Controversially taught human sexuality at the YWCA. Told her Presbyterian seminary students they would not pass if they did their fieldwork in the church rather than seeking out impoverished communities. Fought against ageism after she was forced by the Presbyterian Church to retire. Started the Gray Panthers.

Agnes Martin

A minimalist painter awarded the National Endowment for the Arts National Medal of Arts in 1998.

Susan B. Anthony

Worked with Elizabeth Cady Stanton in co-founding the first Women’s Temperance Movement. Aided in bringing women’s suffrage to the United States. Annually gave an average of 75 to 100 speeches. A key player in the government acknowledging women’s right. You’ll recognize her from her coin.

Coco Chanel

Pioneering French fashion designer. Used men’s fashion as inspiration for women’s fashion. While she never married she did play mistress. She was also a Nazi spy during World War II.

E. Cora Hind

Western Canada’s first female journalist. Agricultural editor for the “Winnipeg Free Press.” Women’s rights activist.

Agnes Campbell Macphail

First woman elected to the Canadian House of Commons. One of the first two women elected to the Legislative Assembly of Ontario. Wrote agricultural columns for the “Globe and Mail” in Toronto.

Harriet Martineau

Wrote 35 books and multiple essays. Translate the works of Auguste Comte. Supported herself entirely on her writings, a difficult task for a woman in the Victorian era. Wrote autobiographically to be published posthumously, “…In short, should popularize while could neither discover nor invent.”

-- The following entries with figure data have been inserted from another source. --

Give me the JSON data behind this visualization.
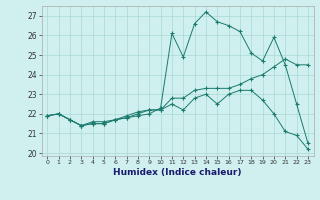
{
  "xlabel": "Humidex (Indice chaleur)",
  "bg_color": "#cff0ee",
  "grid_color": "#aad8d4",
  "line_color": "#1a7a6e",
  "x_ticks": [
    0,
    1,
    2,
    3,
    4,
    5,
    6,
    7,
    8,
    9,
    10,
    11,
    12,
    13,
    14,
    15,
    16,
    17,
    18,
    19,
    20,
    21,
    22,
    23
  ],
  "y_ticks": [
    20,
    21,
    22,
    23,
    24,
    25,
    26,
    27
  ],
  "xlim": [
    -0.5,
    23.5
  ],
  "ylim": [
    19.85,
    27.5
  ],
  "series": [
    {
      "x": [
        0,
        1,
        2,
        3,
        4,
        5,
        6,
        7,
        8,
        9,
        10,
        11,
        12,
        13,
        14,
        15,
        16,
        17,
        18,
        19,
        20,
        21,
        22,
        23
      ],
      "y": [
        21.9,
        22.0,
        21.7,
        21.4,
        21.6,
        21.6,
        21.7,
        21.8,
        22.0,
        22.2,
        22.2,
        22.8,
        22.8,
        23.2,
        23.3,
        23.3,
        23.3,
        23.5,
        23.8,
        24.0,
        24.4,
        24.8,
        24.5,
        24.5
      ]
    },
    {
      "x": [
        0,
        1,
        2,
        3,
        4,
        5,
        6,
        7,
        8,
        9,
        10,
        11,
        12,
        13,
        14,
        15,
        16,
        17,
        18,
        19,
        20,
        21,
        22,
        23
      ],
      "y": [
        21.9,
        22.0,
        21.7,
        21.4,
        21.5,
        21.5,
        21.7,
        21.9,
        22.1,
        22.2,
        22.2,
        22.5,
        22.2,
        22.8,
        23.0,
        22.5,
        23.0,
        23.2,
        23.2,
        22.7,
        22.0,
        21.1,
        20.9,
        20.2
      ]
    },
    {
      "x": [
        0,
        1,
        2,
        3,
        4,
        5,
        6,
        7,
        8,
        9,
        10,
        11,
        12,
        13,
        14,
        15,
        16,
        17,
        18,
        19,
        20,
        21,
        22,
        23
      ],
      "y": [
        21.9,
        22.0,
        21.7,
        21.4,
        21.5,
        21.5,
        21.7,
        21.8,
        21.9,
        22.0,
        22.3,
        26.1,
        24.9,
        26.6,
        27.2,
        26.7,
        26.5,
        26.2,
        25.1,
        24.7,
        25.9,
        24.5,
        22.5,
        20.5
      ]
    }
  ]
}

Reverend Dr. Pauline “Pauli” Murray

Women’s rights activist, civil rights activist, writer and lawyer. First black female ordained Episcopalian priest. Many of her arguments were used in Brown v. Board of Education.

Dame Christabel Pankhurst

Co-founded Women’s Social and Political Union, suffragette. Was arrested in 1905 for interrupting a Liberal Party meeting shouting demands for women’s voting rights. Earned a law degree. Appointed Dame Commander of the British Empire in 1936, after hiding in Paris to avoid prison.

Dame Freya Stark

Travel writer who wrote 21 books. She went alone into areas women rarely traveled, particularly alone.

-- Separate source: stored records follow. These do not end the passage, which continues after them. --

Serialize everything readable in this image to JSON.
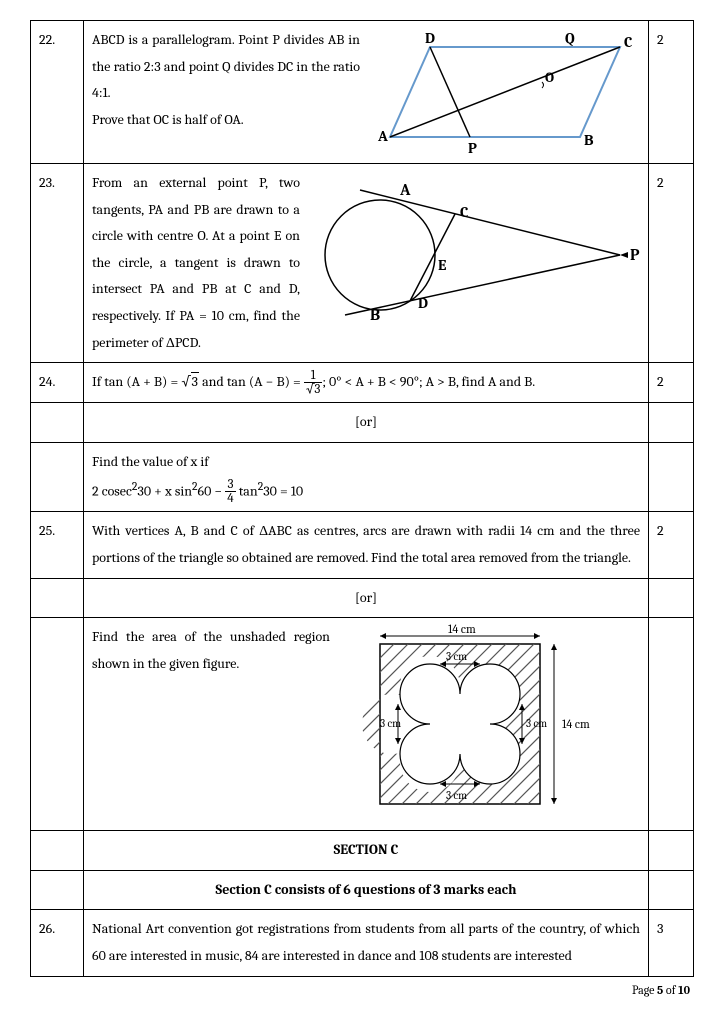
{
  "rows": [
    {
      "num": "22.",
      "marks": "2",
      "text_lines": [
        "ABCD is a parallelogram. Point P divides AB in the ratio 2:3 and point Q divides DC in the ratio 4:1.",
        "Prove that OC is half of OA."
      ],
      "fig": "parallelogram",
      "fig_labels": {
        "A": "A",
        "B": "B",
        "C": "C",
        "D": "D",
        "P": "P",
        "Q": "Q",
        "O": "O"
      }
    },
    {
      "num": "23.",
      "marks": "2",
      "text_lines": [
        "From an external point P, two tangents, PA and PB are drawn to a circle with centre O. At a point E on the circle, a tangent is drawn to intersect PA and PB at C and D, respectively. If PA = 10 cm, find the perimeter of ΔPCD."
      ],
      "fig": "circle_tangent",
      "fig_labels": {
        "A": "A",
        "B": "B",
        "C": "C",
        "D": "D",
        "E": "E",
        "P": "P"
      }
    },
    {
      "num": "24.",
      "marks": "2",
      "math_html": "If tan (A + B) = <span class='sqrt'><span class='rad'>3</span></span> and tan (A − B) = <span class='frac'><span class='num'>1</span><span class='den'>√3</span></span>; 0° &lt; A + B &lt; 90°; A &gt; B, find A and B."
    },
    {
      "or": "[or]"
    },
    {
      "math_html": "Find the value of x if<br>2 cosec<sup>2</sup>30 + x sin<sup>2</sup>60 − <span class='frac'><span class='num'>3</span><span class='den'>4</span></span> tan<sup>2</sup>30 = 10"
    },
    {
      "num": "25.",
      "marks": "2",
      "text_lines": [
        "With vertices A, B and C of ΔABC as centres, arcs are drawn with radii 14 cm and the three portions of the triangle so obtained are removed. Find the total area removed from the triangle."
      ]
    },
    {
      "or": "[or]"
    },
    {
      "text_lines": [
        "Find the area of the unshaded region shown in the given figure."
      ],
      "fig": "square_quatrefoil",
      "fig_labels": {
        "dim14": "14 cm",
        "dim3": "3 cm"
      }
    },
    {
      "section_header": "SECTION C"
    },
    {
      "section_sub": "Section C consists of 6 questions of 3 marks each"
    },
    {
      "num": "26.",
      "marks": "3",
      "text_lines": [
        "National Art convention got registrations from students from all parts of the country, of which 60 are interested in music, 84 are interested in dance and 108 students are interested"
      ]
    }
  ],
  "footer": {
    "prefix": "Page ",
    "current": "5",
    "of": " of ",
    "total": "10"
  },
  "colors": {
    "border": "#000000",
    "parallelogram_stroke": "#6699cc",
    "hatch": "#555555"
  }
}
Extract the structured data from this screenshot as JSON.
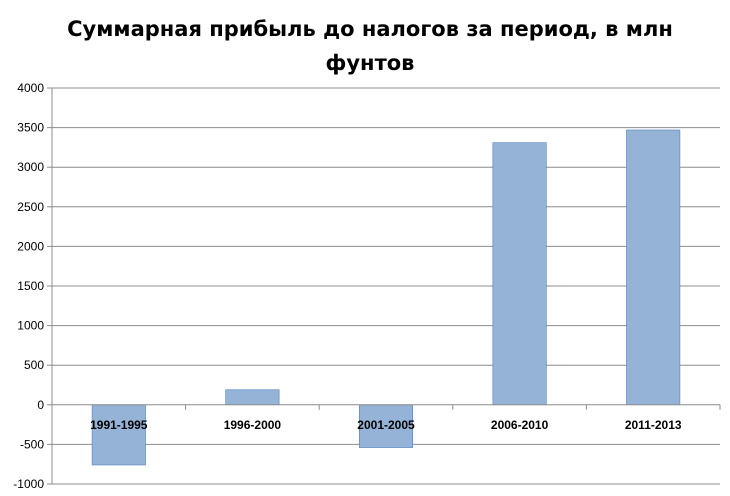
{
  "chart_data": {
    "type": "bar",
    "title": "Суммарная прибыль до налогов за период, в млн фунтов",
    "categories": [
      "1991-1995",
      "1996-2000",
      "2001-2005",
      "2006-2010",
      "2011-2013"
    ],
    "values": [
      -760,
      190,
      -540,
      3310,
      3470
    ],
    "ylim": [
      -1000,
      4000
    ],
    "yticks": [
      -1000,
      -500,
      0,
      500,
      1000,
      1500,
      2000,
      2500,
      3000,
      3500,
      4000
    ],
    "grid": true,
    "legend": "none",
    "bar_color": "#95B3D7",
    "bar_edge_color": "#4F81BD"
  }
}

I don’t have a picture of these two women, but I wish I did.

Happy Waltz and Aida Toffolo started Blackhawk Christian School in 1973 with the school now educating over 600 students from Kindergarten to 12th grade in general education founded on Biblical principles.

None of them ever married. Perhaps because they were intimidating for all of their independence and strength. Maybe it’s because they were too engrossed in their careers and caused. Or maybe, and it’s something more people should consider, they simply didn’t want to. I may be alone, but I’m not alone.